Speaking of those moments at the end that are clearly attempting to wrap everything up in a way that they didn’t get to do on the stage it’s hard not to wonder, wait a second, shouldn’t Jane Fonda have left the day before? Oh, never mind. CALIFORNIA SUITE doesn’t really have the sort of verisimilitude where that matters. In addition to Smith’s win at the real Oscars, Simon was nominated for adapted screenplay and the replications of the hotel (largely shot on stage) were nominated in the Art Direction category as well. I can remember Richard Donner in an old issue of Cinefantastique complaining about this when the production design in his own SUPERMAN (SUITE’s opening weekend competition, if you remember) was ignored but, well, that was where the acclaim went to at the time. It was the 70s. People crowded the theaters to see Neil Simon films, including this one, one after the other.

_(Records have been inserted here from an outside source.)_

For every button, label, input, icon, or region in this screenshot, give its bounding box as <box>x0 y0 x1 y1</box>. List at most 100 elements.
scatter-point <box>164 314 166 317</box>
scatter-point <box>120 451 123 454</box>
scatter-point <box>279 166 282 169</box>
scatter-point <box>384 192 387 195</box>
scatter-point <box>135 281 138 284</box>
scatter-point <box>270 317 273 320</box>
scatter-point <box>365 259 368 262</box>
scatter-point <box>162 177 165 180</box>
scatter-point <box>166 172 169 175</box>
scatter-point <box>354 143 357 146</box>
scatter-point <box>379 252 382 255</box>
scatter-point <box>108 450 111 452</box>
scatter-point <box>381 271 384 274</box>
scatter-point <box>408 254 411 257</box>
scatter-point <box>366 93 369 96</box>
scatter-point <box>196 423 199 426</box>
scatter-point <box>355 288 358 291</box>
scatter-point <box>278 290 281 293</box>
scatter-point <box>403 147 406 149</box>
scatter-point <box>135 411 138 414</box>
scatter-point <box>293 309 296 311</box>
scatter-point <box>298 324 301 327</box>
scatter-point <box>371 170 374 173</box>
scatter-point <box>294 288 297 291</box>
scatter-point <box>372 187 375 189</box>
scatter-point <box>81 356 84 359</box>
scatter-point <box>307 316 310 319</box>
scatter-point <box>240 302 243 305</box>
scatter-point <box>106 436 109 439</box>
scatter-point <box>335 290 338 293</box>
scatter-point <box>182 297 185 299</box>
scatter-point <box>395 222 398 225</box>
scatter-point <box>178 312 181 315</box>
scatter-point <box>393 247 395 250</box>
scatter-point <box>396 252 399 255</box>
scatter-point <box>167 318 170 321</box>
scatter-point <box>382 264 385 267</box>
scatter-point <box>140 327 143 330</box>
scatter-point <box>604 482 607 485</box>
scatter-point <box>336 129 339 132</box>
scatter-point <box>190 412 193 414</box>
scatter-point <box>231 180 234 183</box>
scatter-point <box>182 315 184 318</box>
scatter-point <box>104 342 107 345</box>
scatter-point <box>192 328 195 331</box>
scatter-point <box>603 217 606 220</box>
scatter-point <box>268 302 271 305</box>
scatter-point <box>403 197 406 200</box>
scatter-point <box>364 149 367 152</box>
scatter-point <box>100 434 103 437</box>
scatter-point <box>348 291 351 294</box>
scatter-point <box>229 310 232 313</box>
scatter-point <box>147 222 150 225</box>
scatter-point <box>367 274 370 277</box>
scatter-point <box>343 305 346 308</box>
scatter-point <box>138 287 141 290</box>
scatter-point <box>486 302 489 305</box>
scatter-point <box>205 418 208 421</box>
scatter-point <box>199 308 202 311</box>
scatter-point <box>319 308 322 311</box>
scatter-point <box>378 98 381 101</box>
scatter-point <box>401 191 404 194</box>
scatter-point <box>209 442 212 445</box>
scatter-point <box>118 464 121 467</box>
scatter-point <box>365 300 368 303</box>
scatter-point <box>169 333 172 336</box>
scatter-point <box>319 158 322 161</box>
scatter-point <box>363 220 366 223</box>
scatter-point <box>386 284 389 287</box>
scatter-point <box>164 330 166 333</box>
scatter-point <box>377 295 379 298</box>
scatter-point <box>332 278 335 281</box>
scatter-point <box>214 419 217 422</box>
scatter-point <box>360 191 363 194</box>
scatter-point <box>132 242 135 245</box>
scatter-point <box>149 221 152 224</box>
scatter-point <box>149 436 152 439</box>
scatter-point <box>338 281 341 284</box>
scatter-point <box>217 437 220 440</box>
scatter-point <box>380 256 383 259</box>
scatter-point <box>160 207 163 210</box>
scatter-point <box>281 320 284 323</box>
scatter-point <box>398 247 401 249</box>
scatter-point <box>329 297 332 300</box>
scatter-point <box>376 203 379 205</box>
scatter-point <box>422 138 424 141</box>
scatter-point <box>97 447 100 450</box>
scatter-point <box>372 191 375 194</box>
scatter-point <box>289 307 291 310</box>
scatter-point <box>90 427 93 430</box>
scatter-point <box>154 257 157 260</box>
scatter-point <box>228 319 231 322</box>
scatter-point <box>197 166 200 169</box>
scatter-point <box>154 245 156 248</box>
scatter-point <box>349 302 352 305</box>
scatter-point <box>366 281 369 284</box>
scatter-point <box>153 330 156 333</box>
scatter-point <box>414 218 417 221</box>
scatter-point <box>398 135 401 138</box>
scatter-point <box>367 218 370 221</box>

That doesn’t happen anymore and there isn’t really a present-day equivalent—Simon’s later iteration of the format LONDON SUITE didn’t last long on the stage and the filmed version wound up being made for NBC in 1996. I doubt the networks would be all that interested now either. Things change, as always. As for the present day, why did I even pull out CALIFORNIA SUITE to watch late that evening? Maybe because that damn Columbia sunburst logo has the ability to hypnotize me, however briefly, into thinking that it’s long ago and things will seem just a little more carefree. I suppose there are worse reasons.